Out of a total of 297 patients prescribed crizanlizumab, 238 patients received ≥1 infusion. Data show a variation in number of patients per site (mean 21, range 6 - 73), as a result of site-level approval, insurance, and the patient population.
From the 238 patients, 75 (32%) discontinued treatment (0 - 17 patients per site). Reasons for discontinuation included patients' perceived lack of improvement or an overall increase in pain, transportation issues, and infusion related reactions (IRRs) characterized by pain as some of the reasons for discontinuation.
Further, Kanter and colleagues discussed how the evaluation of real-world efficacy measured by changes in acute care utilization, including a sub-analysis, pre-treatment vaso-occlusive crisis burden and concomitant HU use is pending feasibly dependent on sample size.
As the first multicenter, real-world analysis of crizanlizumab, investigators noted the findings did demonstrate barriers to therapy, with a third of patients having lack of effect or barriers to care with crizanlizumab.

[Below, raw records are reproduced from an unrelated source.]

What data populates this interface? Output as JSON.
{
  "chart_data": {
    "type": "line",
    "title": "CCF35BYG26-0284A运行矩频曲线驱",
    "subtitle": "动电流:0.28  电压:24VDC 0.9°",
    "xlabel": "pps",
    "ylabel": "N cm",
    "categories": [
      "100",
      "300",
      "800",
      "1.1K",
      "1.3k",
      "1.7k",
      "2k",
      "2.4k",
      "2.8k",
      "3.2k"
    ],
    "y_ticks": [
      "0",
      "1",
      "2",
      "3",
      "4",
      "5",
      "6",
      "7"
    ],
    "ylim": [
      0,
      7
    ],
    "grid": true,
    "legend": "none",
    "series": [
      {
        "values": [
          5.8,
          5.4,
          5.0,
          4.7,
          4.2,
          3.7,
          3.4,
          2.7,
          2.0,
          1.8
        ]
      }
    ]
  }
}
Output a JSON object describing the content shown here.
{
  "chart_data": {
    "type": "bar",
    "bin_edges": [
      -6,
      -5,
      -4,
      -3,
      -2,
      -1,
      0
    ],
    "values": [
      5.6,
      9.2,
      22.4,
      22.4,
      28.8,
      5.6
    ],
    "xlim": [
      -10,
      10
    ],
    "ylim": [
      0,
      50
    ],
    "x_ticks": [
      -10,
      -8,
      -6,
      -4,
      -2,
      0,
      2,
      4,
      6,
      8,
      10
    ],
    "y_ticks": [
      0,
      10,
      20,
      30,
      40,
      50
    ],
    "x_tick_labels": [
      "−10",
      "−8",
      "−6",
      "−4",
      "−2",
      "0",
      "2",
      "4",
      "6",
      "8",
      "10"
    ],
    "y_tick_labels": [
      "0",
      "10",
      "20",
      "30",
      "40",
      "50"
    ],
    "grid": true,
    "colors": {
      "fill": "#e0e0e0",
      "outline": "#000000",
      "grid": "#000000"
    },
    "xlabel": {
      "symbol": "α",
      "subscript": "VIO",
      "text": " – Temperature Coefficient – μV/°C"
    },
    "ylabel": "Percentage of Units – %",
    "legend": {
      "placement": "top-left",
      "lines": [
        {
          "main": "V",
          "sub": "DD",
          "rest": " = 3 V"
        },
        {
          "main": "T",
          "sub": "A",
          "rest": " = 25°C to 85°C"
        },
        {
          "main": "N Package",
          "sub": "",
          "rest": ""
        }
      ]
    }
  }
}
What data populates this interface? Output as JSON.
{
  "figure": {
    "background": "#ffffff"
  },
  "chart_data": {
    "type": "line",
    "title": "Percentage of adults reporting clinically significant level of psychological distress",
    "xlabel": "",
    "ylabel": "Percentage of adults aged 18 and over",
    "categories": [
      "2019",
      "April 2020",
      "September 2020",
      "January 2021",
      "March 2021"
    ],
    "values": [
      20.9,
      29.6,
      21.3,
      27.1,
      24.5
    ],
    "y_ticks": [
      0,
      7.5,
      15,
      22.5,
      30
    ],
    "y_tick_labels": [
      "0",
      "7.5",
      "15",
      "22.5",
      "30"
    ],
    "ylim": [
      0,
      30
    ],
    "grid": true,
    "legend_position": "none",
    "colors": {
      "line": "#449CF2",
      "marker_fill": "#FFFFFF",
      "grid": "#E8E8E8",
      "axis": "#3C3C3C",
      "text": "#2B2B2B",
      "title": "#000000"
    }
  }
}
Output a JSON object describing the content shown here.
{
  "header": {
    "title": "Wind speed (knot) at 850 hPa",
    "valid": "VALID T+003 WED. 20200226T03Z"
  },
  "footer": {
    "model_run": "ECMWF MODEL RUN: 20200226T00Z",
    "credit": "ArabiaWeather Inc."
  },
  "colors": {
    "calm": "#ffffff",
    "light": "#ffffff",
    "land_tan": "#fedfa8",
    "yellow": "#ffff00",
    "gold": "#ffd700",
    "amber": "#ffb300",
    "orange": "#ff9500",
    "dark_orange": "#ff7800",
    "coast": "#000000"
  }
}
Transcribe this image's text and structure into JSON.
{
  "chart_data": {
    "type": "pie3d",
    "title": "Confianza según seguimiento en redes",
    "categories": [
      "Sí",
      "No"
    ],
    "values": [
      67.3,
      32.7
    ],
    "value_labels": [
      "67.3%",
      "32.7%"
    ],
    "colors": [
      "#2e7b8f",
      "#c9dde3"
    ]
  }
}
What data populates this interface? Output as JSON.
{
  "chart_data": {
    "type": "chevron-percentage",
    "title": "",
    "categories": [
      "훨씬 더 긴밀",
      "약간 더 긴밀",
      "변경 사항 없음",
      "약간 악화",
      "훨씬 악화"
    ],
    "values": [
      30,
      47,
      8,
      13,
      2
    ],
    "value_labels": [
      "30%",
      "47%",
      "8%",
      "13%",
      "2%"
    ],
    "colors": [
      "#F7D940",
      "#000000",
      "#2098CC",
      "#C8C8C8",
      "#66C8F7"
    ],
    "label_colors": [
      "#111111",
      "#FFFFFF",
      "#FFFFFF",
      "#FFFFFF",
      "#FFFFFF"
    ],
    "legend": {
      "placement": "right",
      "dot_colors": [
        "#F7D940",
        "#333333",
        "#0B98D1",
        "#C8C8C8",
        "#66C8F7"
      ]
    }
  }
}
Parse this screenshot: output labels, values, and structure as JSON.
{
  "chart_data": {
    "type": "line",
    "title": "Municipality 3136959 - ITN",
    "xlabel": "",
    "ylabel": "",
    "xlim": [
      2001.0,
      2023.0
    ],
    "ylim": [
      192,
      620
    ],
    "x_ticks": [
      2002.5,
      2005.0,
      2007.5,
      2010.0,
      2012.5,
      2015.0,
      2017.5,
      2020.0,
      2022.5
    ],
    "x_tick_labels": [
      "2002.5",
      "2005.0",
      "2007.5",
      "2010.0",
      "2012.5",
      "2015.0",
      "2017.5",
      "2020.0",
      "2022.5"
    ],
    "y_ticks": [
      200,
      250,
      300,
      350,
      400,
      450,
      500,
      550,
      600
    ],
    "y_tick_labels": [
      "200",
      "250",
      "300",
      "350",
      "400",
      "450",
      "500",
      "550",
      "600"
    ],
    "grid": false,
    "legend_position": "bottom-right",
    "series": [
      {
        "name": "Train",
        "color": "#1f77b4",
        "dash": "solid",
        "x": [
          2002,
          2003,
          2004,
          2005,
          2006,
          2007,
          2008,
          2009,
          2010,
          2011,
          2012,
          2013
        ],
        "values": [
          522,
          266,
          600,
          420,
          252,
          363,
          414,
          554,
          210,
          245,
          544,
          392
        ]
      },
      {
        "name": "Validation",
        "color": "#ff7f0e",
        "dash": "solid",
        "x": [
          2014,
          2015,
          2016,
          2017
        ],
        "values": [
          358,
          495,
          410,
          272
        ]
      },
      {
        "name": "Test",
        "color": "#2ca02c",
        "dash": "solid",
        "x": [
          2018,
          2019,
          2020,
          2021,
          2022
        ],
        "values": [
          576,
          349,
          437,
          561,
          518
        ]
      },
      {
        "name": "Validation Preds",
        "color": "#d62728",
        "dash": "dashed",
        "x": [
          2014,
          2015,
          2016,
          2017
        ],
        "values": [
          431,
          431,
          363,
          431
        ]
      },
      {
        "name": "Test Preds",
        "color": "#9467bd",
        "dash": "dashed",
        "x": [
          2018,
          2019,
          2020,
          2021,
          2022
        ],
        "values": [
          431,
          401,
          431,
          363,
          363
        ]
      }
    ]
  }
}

“Post-approval therapies for rare diseases must undergo real-world evaluation to ensure study results translate to the community,” they wrote.
The second part of the study was said to give an early insight into the effectiveness of crizanlizumab, while a long-term follow-up will be necessary to understand the full utility in sickle cell disease.
“Early Evaluation of the Use of Crizanlizumab in Sickle Cell Disease: A National Alliance of Sickle Cell Centers Study,” was presented online by ASH.